Ketiga, setiap gelas yang diteguk oleh setiap peminum kopi, adalah satu mata rantai dari suatu rantai yang panjang hubungan sosial dan ekonomi yang kompleks, saling terhubung dan terbentang ke seluruh penjuru negeri. Produksi, pengangkutan dan distribusi kopi membutuhkan transaksi berkelanjutan antara orang-orang yang terpisahkan jarak ratusan bahkan ribuan kilometer dari si peminum kopi sebagai produk dan konsumen akhirnya. Mulai dari petani di Tanah Gayo atau Tanah Aneuk Jamee, pedagang pengumpul sampai pedagang antar kota bahkan eksportir, pengusaha yang memproses biji sehingga menjadi bubuk kopi halus atau pecahan, warung kopi saring dan caf-caf dengan mesin espressonya yang mengkilap, hingga berakhir di meja di hadapan peminum kopi yang asyik membahas manuver politik terbaru partai atau politikus tertentu. Tambahkan pula konsumen kopi di luar negeri yang di tanah mereka tidak tumbuh tanaman penuh berkah ini. Untuk sampai di meja mereka, butuh transportasi antar negara melintasi dua rezim kebijakan ekspor impor, bahkan menjadi komponen dalam perundingan ekonomi jangka panjang antar dua negara.
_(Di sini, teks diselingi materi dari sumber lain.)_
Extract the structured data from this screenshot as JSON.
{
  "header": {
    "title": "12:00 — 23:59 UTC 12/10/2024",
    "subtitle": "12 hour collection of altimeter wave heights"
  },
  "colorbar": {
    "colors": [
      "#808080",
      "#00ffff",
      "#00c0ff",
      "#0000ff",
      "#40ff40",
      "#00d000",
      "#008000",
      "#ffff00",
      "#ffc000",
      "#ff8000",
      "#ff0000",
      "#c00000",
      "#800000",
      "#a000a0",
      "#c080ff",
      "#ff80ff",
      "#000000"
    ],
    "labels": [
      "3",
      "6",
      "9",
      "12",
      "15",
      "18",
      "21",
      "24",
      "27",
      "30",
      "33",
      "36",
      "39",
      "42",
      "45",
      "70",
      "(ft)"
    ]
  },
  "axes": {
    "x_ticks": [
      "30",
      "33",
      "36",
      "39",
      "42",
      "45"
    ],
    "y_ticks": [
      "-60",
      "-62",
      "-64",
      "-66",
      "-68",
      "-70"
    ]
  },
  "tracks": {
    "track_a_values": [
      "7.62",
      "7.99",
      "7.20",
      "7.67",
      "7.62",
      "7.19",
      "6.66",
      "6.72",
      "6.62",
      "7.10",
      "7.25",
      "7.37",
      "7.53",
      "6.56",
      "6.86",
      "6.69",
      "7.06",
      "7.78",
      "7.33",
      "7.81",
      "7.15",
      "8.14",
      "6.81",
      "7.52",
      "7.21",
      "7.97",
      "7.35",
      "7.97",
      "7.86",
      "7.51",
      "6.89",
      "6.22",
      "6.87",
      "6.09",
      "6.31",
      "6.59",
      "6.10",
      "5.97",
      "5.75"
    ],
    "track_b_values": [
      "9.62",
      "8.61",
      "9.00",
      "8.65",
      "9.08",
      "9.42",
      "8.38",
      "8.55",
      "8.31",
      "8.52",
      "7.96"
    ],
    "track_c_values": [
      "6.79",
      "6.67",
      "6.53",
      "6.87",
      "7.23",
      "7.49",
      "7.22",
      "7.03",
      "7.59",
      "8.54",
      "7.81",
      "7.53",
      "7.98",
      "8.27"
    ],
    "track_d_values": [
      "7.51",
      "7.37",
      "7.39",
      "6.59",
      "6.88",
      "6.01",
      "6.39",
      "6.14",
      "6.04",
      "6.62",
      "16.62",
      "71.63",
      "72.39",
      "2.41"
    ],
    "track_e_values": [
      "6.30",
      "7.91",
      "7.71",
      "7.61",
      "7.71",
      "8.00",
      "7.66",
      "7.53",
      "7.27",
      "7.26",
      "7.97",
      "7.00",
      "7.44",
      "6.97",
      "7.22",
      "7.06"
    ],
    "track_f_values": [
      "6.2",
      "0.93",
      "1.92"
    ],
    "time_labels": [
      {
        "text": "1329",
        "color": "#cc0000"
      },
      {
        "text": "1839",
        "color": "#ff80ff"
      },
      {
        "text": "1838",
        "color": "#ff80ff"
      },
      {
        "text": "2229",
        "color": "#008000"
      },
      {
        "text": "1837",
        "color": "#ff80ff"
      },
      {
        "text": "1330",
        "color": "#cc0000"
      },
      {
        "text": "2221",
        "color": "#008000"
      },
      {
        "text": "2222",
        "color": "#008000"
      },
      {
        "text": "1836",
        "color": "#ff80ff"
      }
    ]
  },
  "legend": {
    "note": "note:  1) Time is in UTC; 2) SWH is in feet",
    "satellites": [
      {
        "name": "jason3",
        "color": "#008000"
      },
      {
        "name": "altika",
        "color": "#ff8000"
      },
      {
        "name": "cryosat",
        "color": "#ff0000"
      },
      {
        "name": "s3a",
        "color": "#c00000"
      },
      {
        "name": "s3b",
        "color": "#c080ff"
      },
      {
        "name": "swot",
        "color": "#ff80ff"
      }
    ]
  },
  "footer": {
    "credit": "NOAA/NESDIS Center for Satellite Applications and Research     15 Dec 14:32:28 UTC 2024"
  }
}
Mempelajari transaksi global semacam ini adalah tugas yang penting bagi sosiologi karena berbagai aspek hidup manusia sekarang ini dipengaruhi oleh tarik menarik kepentingan, saling pengaruh sosial dan komunikasi global.
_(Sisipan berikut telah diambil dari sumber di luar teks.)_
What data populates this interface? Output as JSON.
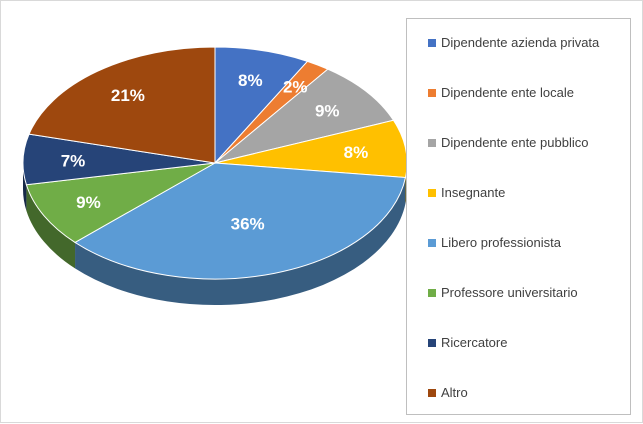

Dan yang keempat, tindakan menghirup segelas kopi sejatinya adalah suatu kelanjutan dari proses perkembangan sosial dan ekonomi yang telah dimulai di masa lampau yang jauh ke belakang (past social and economic development). Sebagaimana halnya kesukaan orang di Nanggroe ini makan Mie Aceh yang sesungguhnya adalah perpaduan budaya tua racikan rempah dari India dan pembentukan terigu menjadi jalur-jalur panjang tepung yang kita sebut mie yang juga budaya tua usia dari bangsa China, kopi yang dikonsumsi secara luas di dunia baru pada akhir abad ke-19 sesungguhnya sudah diproduksi dan dikonsumsi sejak akhir Milennium Pertama. Benar bahwa sekalipun minuman ini berasal dari Timur Tengah dan telah dikonsumsi berabad-abad lamanya, ia baru dikonsumsi secara massal ketika terjadi perluasan penjajahan oleh kaum kolonial Eropa pada satu setengah abad yang lalu. Bangsa-bangsa kolonial membawa benihnya dari satu tanah jajahan ke tanah jajahan lain yang umumnya memang bertanah subur dan beriklim ramah bagi tumbuh kembangnya tanaman ini. Hasil panen yang melimpah ruah dari tanah jajahan lalu dibawa dan dijual dengan harga tinggi dalam pasar massal di Eropa dan dunia barat pada umumnya, sampai akhirnya meluas ke seluruh dunia. Setelah kolonialisme berakhir pada pertengahan abad ke-20 negeri-negeri bekas jajahan tempat semula kopi ditanam lalu meluaskan perkebunan-perkebunan kopi sehingga menjadi produk massal yang diperdagangkan antar negara, dan dengan demikian menyegel kepastian berlanjutnya budaya lama yang berakar dari masa lampau ini.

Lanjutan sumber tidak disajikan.